What stood out was the bench's own remark during the hearing. The judges admitted they had "reservations" about the High Court's reasoning, essentially signalling they weren't fully convinced bail should have been granted. Yet, because Sonam had already walked out of jail and was living in Shillong under the trial court's bail conditions, the bench felt cancelling it at this stage wasn't the right call. As the judges put it, the matter would be "seen" as the trial itself proceeds.
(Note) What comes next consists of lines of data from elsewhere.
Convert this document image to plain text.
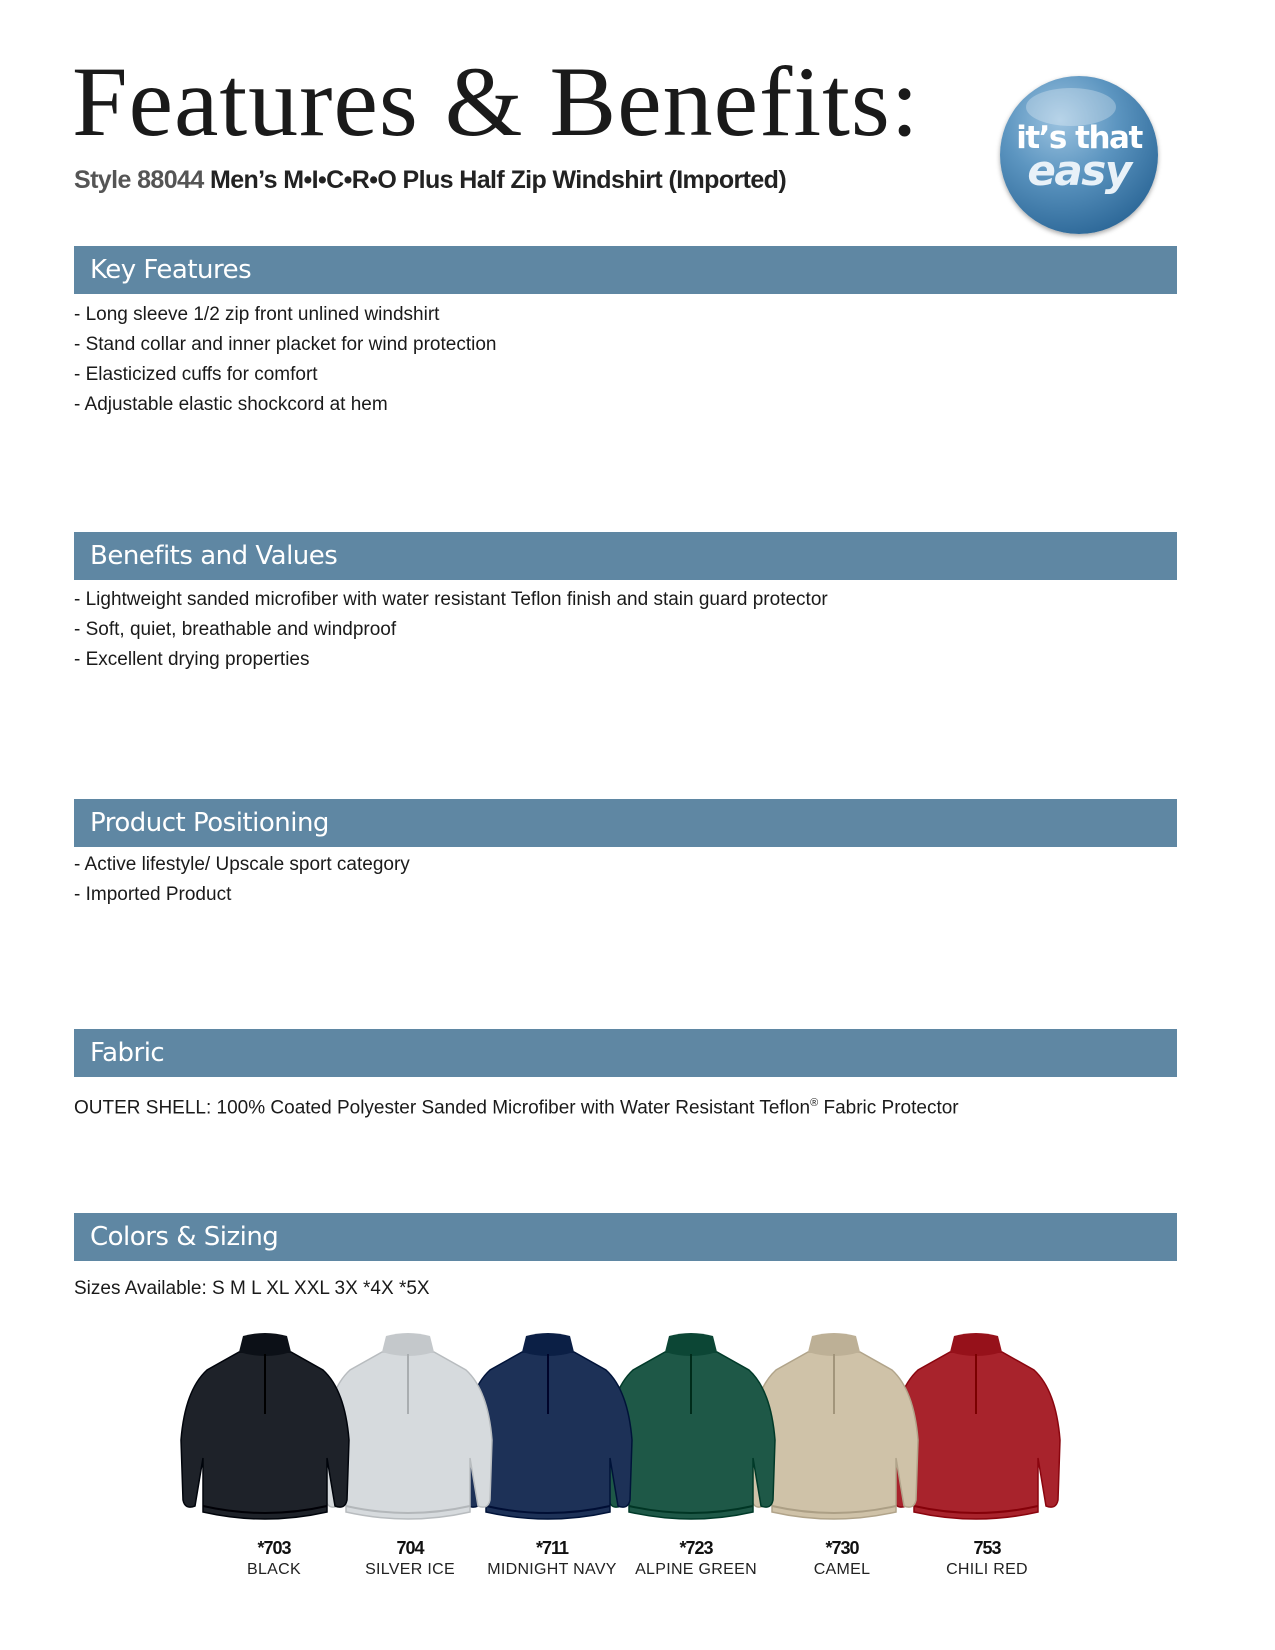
Features & Benefits:
Style 88044 Men’s M•I•C•R•O Plus Half Zip Windshirt (Imported)
it’s that
easy
Key Features
- Long sleeve 1/2 zip front unlined windshirt
- Stand collar and inner placket for wind protection
- Elasticized cuffs for comfort
- Adjustable elastic shockcord at hem
Benefits and Values
- Lightweight sanded microfiber with water resistant Teflon finish and stain guard protector
- Soft, quiet, breathable and windproof
- Excellent drying properties
Product Positioning
- Active lifestyle/ Upscale sport category
- Imported Product
Fabric
OUTER SHELL: 100% Coated Polyester Sanded Microfiber with Water Resistant Teflon® Fabric Protector
Colors & Sizing
Sizes Available: S M L XL XXL 3X *4X *5X
*703
BLACK
704
SILVER ICE
*711
MIDNIGHT NAVY
*723
ALPINE GREEN
*730
CAMEL
753
CHILI RED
Why the state government is unhappy
Representing the Meghalaya government, Solicitor General Tushar Mehta didn't hold back, calling the High Court's bail order "really shocking." His argument was straightforward: this wasn't some minor case. According to Mehta, Sonam and her husband Raja had gone to Meghalaya for their honeymoon when the alleged murder took place — a killing he described as premeditated, carried out with the help of three accomplices, with Raja's body dumped in a gorge afterward. He also pointed out that Sonam had gone absconding before eventually being arrested in Uttar Pradesh, and argued she posed a genuine flight risk.
The bail itself hinges on a technical slip. The trial court and later the High Court found that police records had wrongly cited Section 403(1) of the BNS instead of Section 103(1), which deals with murder — meaning Sonam was technically never told in her arrest documents that murder was the actual charge against her. Mehta insisted this was nothing more than a clerical error, but the courts below didn't see it that way. The Meghalaya High Court, in fact, went further, with Justice W. Diengdoh observing that the way the grounds of arrest were prepared showed a "total non-application of judicious mind" by the arresting agency, since the paperwork gave no real clarity on what she was actually being charged with.

Where the case stands now
For now, Sonam remains free, living in Shillong as her trial continues. The Supreme Court hasn't shut the door on the state's challenge — it's simply chosen not to reverse a bail order that's already taken effect, while leaving the door open to revisit the issue once her side responds. The next hearing is set for Thursday, and until then, all eyes remain on how this legally messy but high-profile case unfolds.

To recap the background: Raja Raghuvanshi, a businessman from Indore, had travelled to Meghalaya's Sohra area with his wife Sonam shortly after their wedding in May 2025. The couple went missing during the trip, and Raja's body was later recovered from a gorge near Weisawdong Falls. Police allege Sonam conspired with her alleged lover and a group of hired men to kill her husband.